Когда пристав вернулся к столу, Симантовский, откинувшись на спинку диванчика, лениво философствовал:
– Нужно вам сказать, тунгус, ведущий торговлю с русским, называет этого русского другом. А «друзья» поят тунгусов разбавленной водкой, пользуясь их истинно французской натурой. Для тунгуса на первом месте – гостеприимство и любовь к пирушкам. За бутылку вина он без колебания отдаст соболя, а чтобы произвести эффектное впечатление на гостей, готов промотать последнюю добычу. Они в долгу как в шелку и у русских, и у якутских торгашей. Русский «друг» сунет ему клочок оберточной бумаги, на котором-то и написано всего – цифирь, обозначающая сумму долга, а тунгус свято бережет эту, с позволения сказать, расписку и считает первейшей обязанностью непременно выплатить означенную сумму. Он, бедняга, и не допускает, что его основательно надули. А ежели тунгус в гости к «другу» приедет, пиши пропало. Даже бабы и дети малые – требуют от него подарков, говоря, что раньше добрый был, а нынче совсем скупой стал. Тунгус и старается. Сам очевидцем был. И лыжи отдал, и оленя. Одним словом, дитя природы.
Становой пристав улыбнулся, развел руками:
– Сколько можно об этих тунгусах? Спели бы лучше что-нибудь, Фока Феофанович! Это ничего, что я вас так по-мирскому?
– «Среди долины ровныя»? – взяв гитару, понимающе предложил священник.
Пристав пожал широким плечом:
– Позабористее бы, народное.
– Можно и народное, – лукаво улыбнулся в бороду отец Фока и, лихо ударив по струнам, запел на мотив «Камаринской»:
– Ах ты, чертов сын, проклятый становой! Что бежишь ты к нам со всякою враньей! Целый стан, поди, как липку ободрал. Убирайся прочь, чтоб черт тебя подрал!
– Шутник вы, батюшка, – усмехнулся Збитнев. – Что ж смолкли? Уважьте, спойте дальше…
– Ах ты, чертов сын, трусливый старый поп, полицейский да чиновничий холоп! Что бежишь ты к нам о Божьей воле врать, стыдно харей постной Бога надувать, – еще веселее пропел отец Фока и открыто улыбнулся приставу. – Теперь довольны?
– Вполне, – благодушно ответил Платон Архипович, кивнул. – Что-то вы, господа, блинчиками с икоркой пренебрегаете.
– Блинчики – это идолопоклонство, – отозвался Симантовский, но руку к блюду с горой блинов протянул. – Пережиток былого зимнего празднества, некогда среди наших предков распространенного.

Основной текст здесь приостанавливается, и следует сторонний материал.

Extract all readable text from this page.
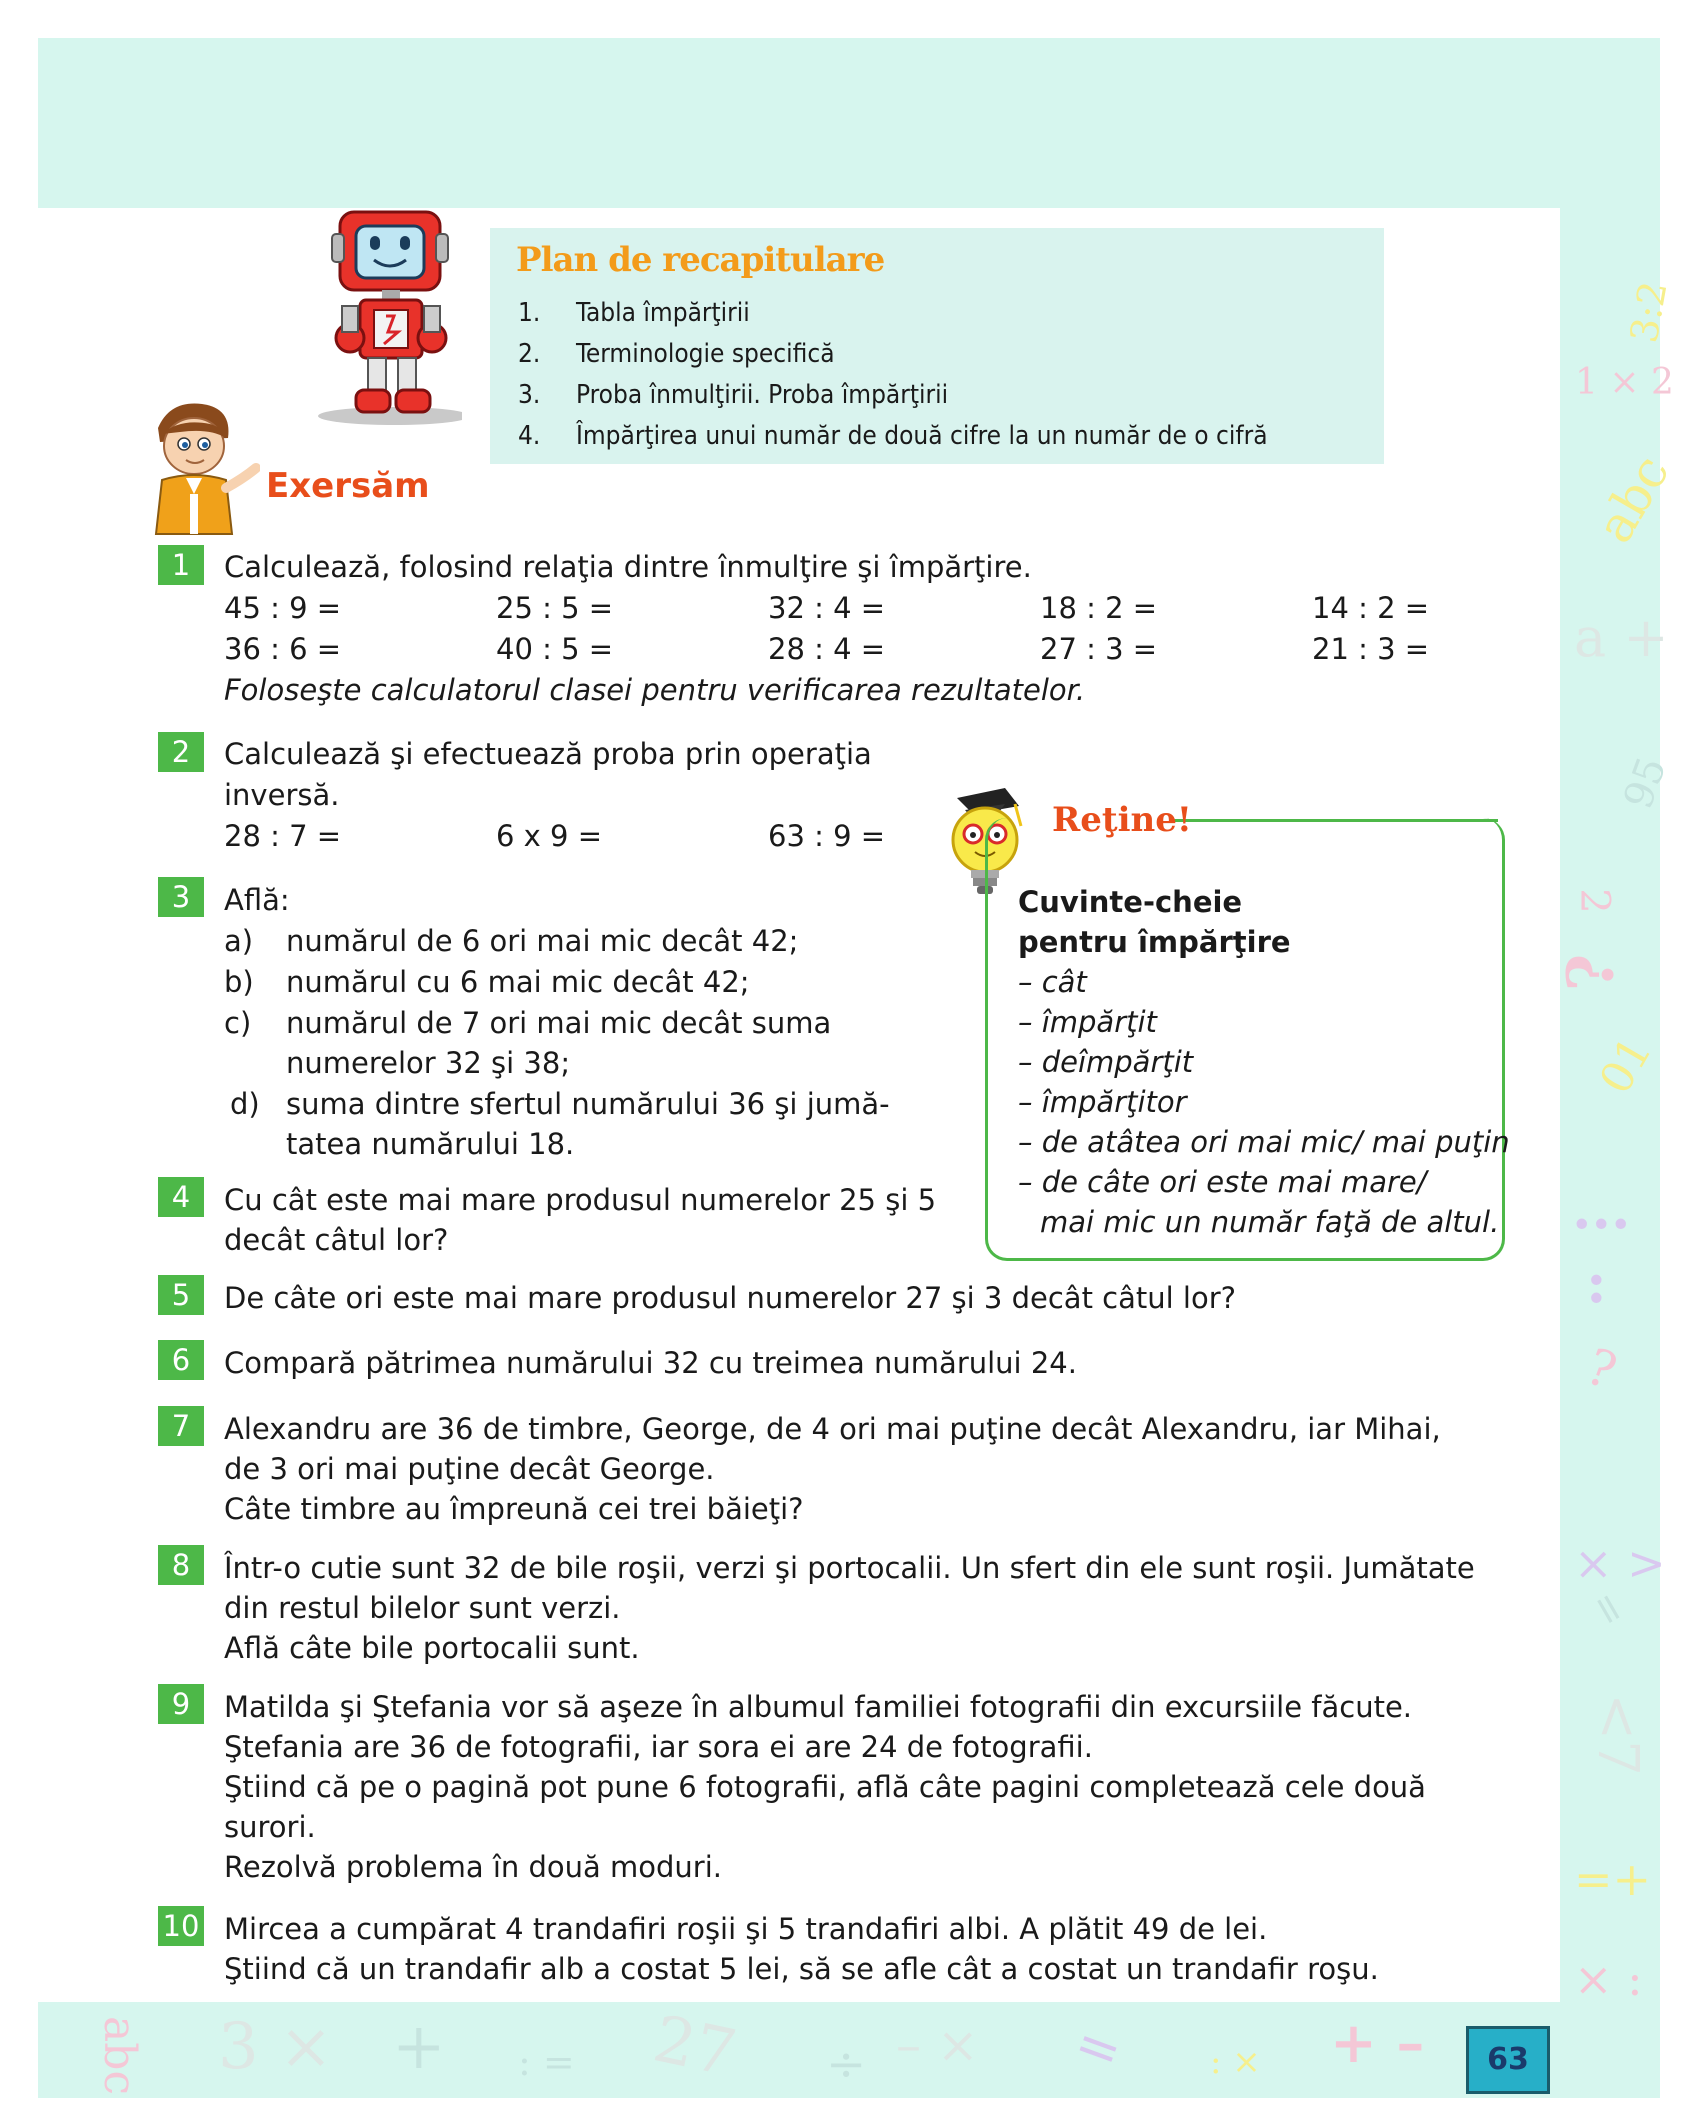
1 × 2
3:2
abc
a +
95
2
?
01
...
:
?
× >
=
<7
=+
× :
abc 3 × + : = 27 ÷ – × = : × + –
Plan de recapitulare
1. Tabla împărţirii
2. Terminologie specifică
3. Proba înmulţirii. Proba împărţirii
4. Împărţirea unui număr de două cifre la un număr de o cifră
Exersăm
1	Calculează, folosind relaţia dintre înmulţire şi împărţire.
45 : 9 =	25 : 5 =	32 : 4 =	18 : 2 =	14 : 2 =
36 : 6 =	40 : 5 =	28 : 4 =	27 : 3 =	21 : 3 =
Foloseşte calculatorul clasei pentru verificarea rezultatelor.
2	Calculează şi efectuează proba prin operaţia
inversă.
28 : 7 =	6 x 9 =	63 : 9 =
3	Află:
a) numărul de 6 ori mai mic decât 42;
b) numărul cu 6 mai mic decât 42;
c) numărul de 7 ori mai mic decât suma
numerelor 32 şi 38;
d) suma dintre sfertul numărului 36 şi jumă-
tatea numărului 18.
4	Cu cât este mai mare produsul numerelor 25 şi 5
decât câtul lor?
5	De câte ori este mai mare produsul numerelor 27 şi 3 decât câtul lor?
6	Compară pătrimea numărului 32 cu treimea numărului 24.
7	Alexandru are 36 de timbre, George, de 4 ori mai puţine decât Alexandru, iar Mihai,
de 3 ori mai puţine decât George.
Câte timbre au împreună cei trei băieţi?
8	Într-o cutie sunt 32 de bile roşii, verzi şi portocalii. Un sfert din ele sunt roşii. Jumătate
din restul bilelor sunt verzi.
Află câte bile portocalii sunt.
9	Matilda şi Ştefania vor să aşeze în albumul familiei fotografii din excursiile făcute.
Ştefania are 36 de fotografii, iar sora ei are 24 de fotografii.
Ştiind că pe o pagină pot pune 6 fotografii, află câte pagini completează cele două
surori.
Rezolvă problema în două moduri.
10 Mircea a cumpărat 4 trandafiri roşii şi 5 trandafiri albi. A plătit 49 de lei.
Ştiind că un trandafir alb a costat 5 lei, să se afle cât a costat un trandafir roşu.
Reţine!
Cuvinte-cheie
pentru împărţire
– cât
– împărţit
– deîmpărţit
– împărţitor
– de atâtea ori mai mic/ mai puţin
– de câte ori este mai mare/
mai mic un număr faţă de altul.
63
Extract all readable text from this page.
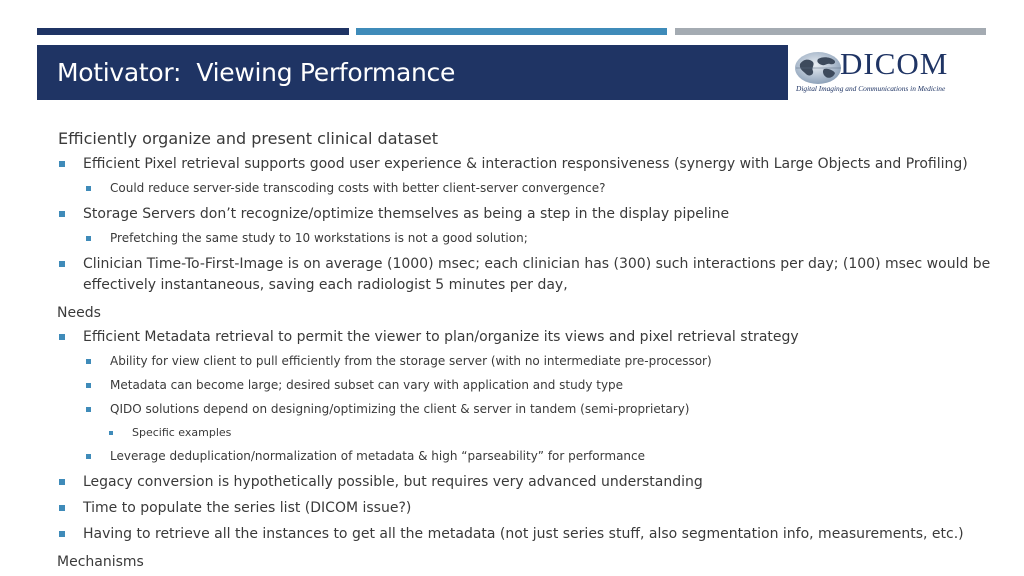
Motivator:  Viewing Performance	DICOM
Digital Imaging and Communications in Medicine
Efficiently organize and present clinical dataset
Efficient Pixel retrieval supports good user experience & interaction responsiveness (synergy with Large Objects and Profiling)
Could reduce server-side transcoding costs with better client-server convergence?
Storage Servers don’t recognize/optimize themselves as being a step in the display pipeline
Prefetching the same study to 10 workstations is not a good solution;
Clinician Time-To-First-Image is on average (1000) msec; each clinician has (300) such interactions per day; (100) msec would be effectively instantaneous, saving each radiologist 5 minutes per day,
Needs
Efficient Metadata retrieval to permit the viewer to plan/organize its views and pixel retrieval strategy
Ability for view client to pull efficiently from the storage server (with no intermediate pre-processor)
Metadata can become large; desired subset can vary with application and study type
QIDO solutions depend on designing/optimizing the client & server in tandem (semi-proprietary)
Specific examples
Leverage deduplication/normalization of metadata & high “parseability” for performance
Legacy conversion is hypothetically possible, but requires very advanced understanding
Time to populate the series list (DICOM issue?)
Having to retrieve all the instances to get all the metadata (not just series stuff, also segmentation info, measurements, etc.)
Mechanisms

Они были тогда дикие, как тунгусы, и блин с солнцем отождествляли. Христианством тут и не пахнет. А ваша церковь, батюшка, взяла этот языческий праздник под свое покровительство, хотя ни в ваших установлениях, ни в евангельской мифологии Масленица и не упоминается… А тут даже учеников распустить велят, – неожиданно закончил он.
Отец Фока только хмыкнул:
– Пусть их! Нажрутся, напьются, на кулачках повеселятся, зато потом смирными агнцами будут, покорными Господу и царю.
– И о бунтах помышлять не станут, – поддакнул Платон Архипович.
Симантовский вдруг встрепенулся:
– Этот тунгус, которого вы только что проводили… Зыков… Он упомянул переселенца Белова… Это у которого сын Петька?
Пристав, припоминая, задумался.
– У него, у него, – качнул головой отец Фока. – Хотел я этого раба Божьего Петра в певчие определить, голос у парня хороший, да он ни в какую.
– В отца, поди, упрямый, – нахмурился Збитнев.
– А что? Упрямство, ежели в науках, так не самое последнее качество. В прошлом году он у меня одним из лучших учеников был, особенно в гуманитарных дисциплинах.
– Зря вы их этим дисциплинам обучаете, – веско заметил Збитнев. – Мужику что надо? Расписаться уметь и арифметику, уж от нее-то никакого вреда, а, напротив, только польза при ведении хозяйства.
4
Анисим Белов, похвалив Настасьины блины и пирог, накинул полушубок на плечи и, не застегивая его, вышел с Терентием на улицу.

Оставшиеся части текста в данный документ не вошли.